Here we find yet another attempt to promote the old “The-2nd-Amendment-Only-Applies-to-Muskets” argument. An oldie but a goody.
The weapons with which Madison was familiar were essentially muskets, in addition to rudimentary pistols and rifles. A competent user could take a single wildly inaccurate shot, and then find himself rummaging around with a ram-rod (and a powder bag he had to tear with his teeth) for over a minute before being able to take another. There was no way an individual could maim two people before being subdued, let alone 32 as at Virginia Tech, or 26 in Sandy Hook Elementary – the site of what is now the deadliest school shooting in US history.

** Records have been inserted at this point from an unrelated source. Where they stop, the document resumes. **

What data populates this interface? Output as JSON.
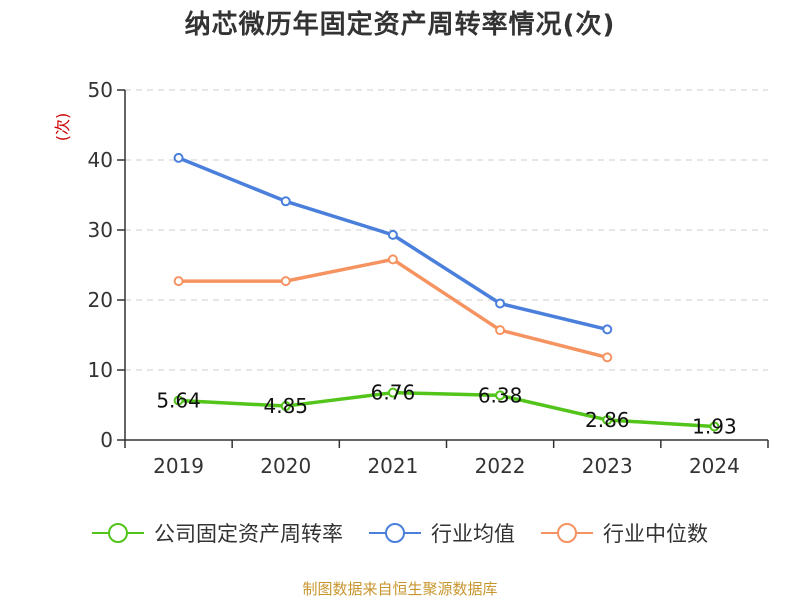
{
  "title": "纳芯微历年固定资产周转率情况(次)",
  "source": "制图数据来自恒生聚源数据库",
  "colors": {
    "axis": "#333333",
    "grid": "#cccccc",
    "ylabel": "#cc0000"
  },
  "chart_data": {
    "type": "line",
    "title": "纳芯微历年固定资产周转率情况(次)",
    "xlabel": "",
    "ylabel": "(次)",
    "categories": [
      "2019",
      "2020",
      "2021",
      "2022",
      "2023",
      "2024"
    ],
    "ylim": [
      0,
      50
    ],
    "yticks": [
      0,
      10,
      20,
      30,
      40,
      50
    ],
    "grid": true,
    "legend_position": "bottom",
    "series": [
      {
        "name": "公司固定资产周转率",
        "color": "#52c41a",
        "values": [
          5.64,
          4.85,
          6.76,
          6.38,
          2.86,
          1.93
        ],
        "labels": [
          "5.64",
          "4.85",
          "6.76",
          "6.38",
          "2.86",
          "1.93"
        ]
      },
      {
        "name": "行业均值",
        "color": "#4a7fdc",
        "values": [
          40.3,
          34.1,
          29.3,
          19.5,
          15.8,
          null
        ]
      },
      {
        "name": "行业中位数",
        "color": "#f59361",
        "values": [
          22.7,
          22.7,
          25.8,
          15.7,
          11.8,
          null
        ]
      }
    ]
  }
}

We have heard it all before. The Founders didn’t envision modern weaponry and, therefore, the 2nd Amendment doesn’t apply to this technology.
Of course the same argument would apply to the 1st Amendment protections of the press, wouldn’t it? The Founders didn’t envision radio, television or the Internet and, therefore, the 1st Amendment protections associated with them do not apply. Only newspapers printed with manual, hand set presses can be used and newspapers must be delivered by horse power, sail boat or river barge. Beyond these 18th century limitations, constitutional protections of the press just don’t apply.
I doubt the “muskets only” crowd would agree, however.